Both parties moved for summary judgment and the court granted summary judgment to Aetna, holding that Aetna’s decision was not arbitrary and capricious under Section 1133 of ERISA because, among other things, Aetna had, during the process, conducted “an Independent Medical Examination, three Independent Physician Peer Reviews, a Comprehensive Clinical Assessment, a Transferrable Skills Assessment, activity report surveillance, multiple communications with Ms. Geiger’s team of physicians, and even reversed its first termination after a holistic review of Ms. Geiger’s medical history and claim application.” As such, the judge determined that the termination decision was reasonable.

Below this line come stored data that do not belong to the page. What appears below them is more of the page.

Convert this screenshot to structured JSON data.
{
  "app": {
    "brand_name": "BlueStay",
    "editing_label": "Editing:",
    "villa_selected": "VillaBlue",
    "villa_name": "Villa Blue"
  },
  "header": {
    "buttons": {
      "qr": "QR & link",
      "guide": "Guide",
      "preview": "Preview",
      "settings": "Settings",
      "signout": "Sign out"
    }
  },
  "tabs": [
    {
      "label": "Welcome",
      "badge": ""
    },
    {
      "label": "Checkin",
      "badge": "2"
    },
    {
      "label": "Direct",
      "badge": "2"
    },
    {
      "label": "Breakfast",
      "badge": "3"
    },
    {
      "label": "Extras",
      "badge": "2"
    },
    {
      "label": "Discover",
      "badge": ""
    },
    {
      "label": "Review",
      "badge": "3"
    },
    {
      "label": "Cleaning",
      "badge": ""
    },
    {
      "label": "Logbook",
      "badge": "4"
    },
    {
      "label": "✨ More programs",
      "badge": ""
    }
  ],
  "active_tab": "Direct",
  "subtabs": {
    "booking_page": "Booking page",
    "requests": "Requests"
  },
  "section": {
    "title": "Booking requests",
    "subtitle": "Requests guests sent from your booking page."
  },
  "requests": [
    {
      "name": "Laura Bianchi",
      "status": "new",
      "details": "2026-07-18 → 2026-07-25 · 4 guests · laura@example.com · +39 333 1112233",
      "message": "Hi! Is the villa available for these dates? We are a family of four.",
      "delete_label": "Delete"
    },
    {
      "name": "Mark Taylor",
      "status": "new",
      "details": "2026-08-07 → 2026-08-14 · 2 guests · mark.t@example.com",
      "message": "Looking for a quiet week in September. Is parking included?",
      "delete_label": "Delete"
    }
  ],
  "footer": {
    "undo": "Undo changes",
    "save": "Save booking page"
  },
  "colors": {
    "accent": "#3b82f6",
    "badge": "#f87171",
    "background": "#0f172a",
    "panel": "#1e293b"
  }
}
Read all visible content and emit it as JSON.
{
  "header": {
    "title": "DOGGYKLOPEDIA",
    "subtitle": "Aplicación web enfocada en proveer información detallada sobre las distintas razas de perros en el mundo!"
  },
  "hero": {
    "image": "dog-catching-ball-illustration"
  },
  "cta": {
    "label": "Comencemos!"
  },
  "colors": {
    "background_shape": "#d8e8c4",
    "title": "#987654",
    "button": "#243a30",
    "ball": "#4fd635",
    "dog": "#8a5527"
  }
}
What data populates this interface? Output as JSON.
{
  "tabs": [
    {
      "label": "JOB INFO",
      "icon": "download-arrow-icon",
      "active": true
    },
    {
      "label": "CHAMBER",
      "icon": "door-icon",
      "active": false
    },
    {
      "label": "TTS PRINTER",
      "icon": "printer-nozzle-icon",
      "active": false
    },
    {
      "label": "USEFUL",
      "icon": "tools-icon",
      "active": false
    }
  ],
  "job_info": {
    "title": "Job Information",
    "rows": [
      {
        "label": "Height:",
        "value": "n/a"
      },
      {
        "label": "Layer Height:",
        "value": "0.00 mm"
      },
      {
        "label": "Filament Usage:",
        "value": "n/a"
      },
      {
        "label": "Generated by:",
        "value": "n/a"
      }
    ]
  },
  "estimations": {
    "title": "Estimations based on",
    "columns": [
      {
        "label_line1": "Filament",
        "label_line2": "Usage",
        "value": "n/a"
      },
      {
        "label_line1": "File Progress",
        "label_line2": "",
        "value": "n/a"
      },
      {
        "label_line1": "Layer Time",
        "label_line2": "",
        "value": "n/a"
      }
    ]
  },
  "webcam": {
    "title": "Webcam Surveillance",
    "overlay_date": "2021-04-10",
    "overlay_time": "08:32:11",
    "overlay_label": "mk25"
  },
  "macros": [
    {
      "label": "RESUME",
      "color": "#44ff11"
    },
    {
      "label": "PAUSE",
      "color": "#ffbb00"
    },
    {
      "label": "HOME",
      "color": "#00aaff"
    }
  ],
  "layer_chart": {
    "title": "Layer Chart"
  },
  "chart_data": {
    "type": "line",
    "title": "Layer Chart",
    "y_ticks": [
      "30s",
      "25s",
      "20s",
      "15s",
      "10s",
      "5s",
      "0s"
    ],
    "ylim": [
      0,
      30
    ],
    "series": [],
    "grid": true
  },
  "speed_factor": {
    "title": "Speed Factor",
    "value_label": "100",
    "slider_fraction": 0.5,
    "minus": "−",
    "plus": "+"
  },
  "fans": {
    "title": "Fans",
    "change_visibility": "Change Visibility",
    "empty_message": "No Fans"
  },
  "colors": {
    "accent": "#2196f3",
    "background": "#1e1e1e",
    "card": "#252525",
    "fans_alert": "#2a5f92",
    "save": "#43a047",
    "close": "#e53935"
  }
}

The court also denied plaintiff’s attempt to conduct limited discovery into Aetna’s alleged conflict of interest stating that Aetna took measures to ensure that it followed “a reasonable procedure with sufficient safeguards to prevent a detrimental conflict of interest,” including those mentioned above.

Geiger appealed claiming that the district court had erred both in granting summary judgment to Aetna and in denying discovery on the conflict issue. Geiger argued that Aetna’s termination of her benefits was arbitrary and capricious because it relied on the same evidence it had previously considered when reinstating her benefits, yet reached the opposite conclusion. The court disagreed determining that the new surveillance evidence supported one of the independent doctor’s opinions and refuted the other’s. It further noted that Aetna was entitled to seek and consider new information, change its mind in appropriate cases, and perform a periodic review of a beneficiary’s disability status. As such, it held that Aetna’s termination was not arbitrary and capricious and affirmed the district court’s decision.

The court also affirmed the lower court’s ruling denying discovery on the conflict of interest issue. It noted that a conflict of interest exists when, a plan administrator has both the discretionary authority to determine eligibility for benefits and the obligation to pay benefits when due, which was undisputed in this case. However, it also stated that discovery in a benefits case is only permitted under exceptional circumstances and that “it is thus not the existence of a conflict of interest—which is a given in almost all ERISA cases—but the gravity of the conflict, as inferred from the circumstances, that is critical.” It further noted that conflicts must be viewed considering the steps the insurer takes to minimize the potential bias and based on the district court’s finding that Aetna’s procedures were reasonable and sufficiently safeguarded against a detrimental conflict of interest and that that court has inherent broad discretion to control discovery, it determined that the district court did not abuse its discretion in denying Geiger’s request for discovery.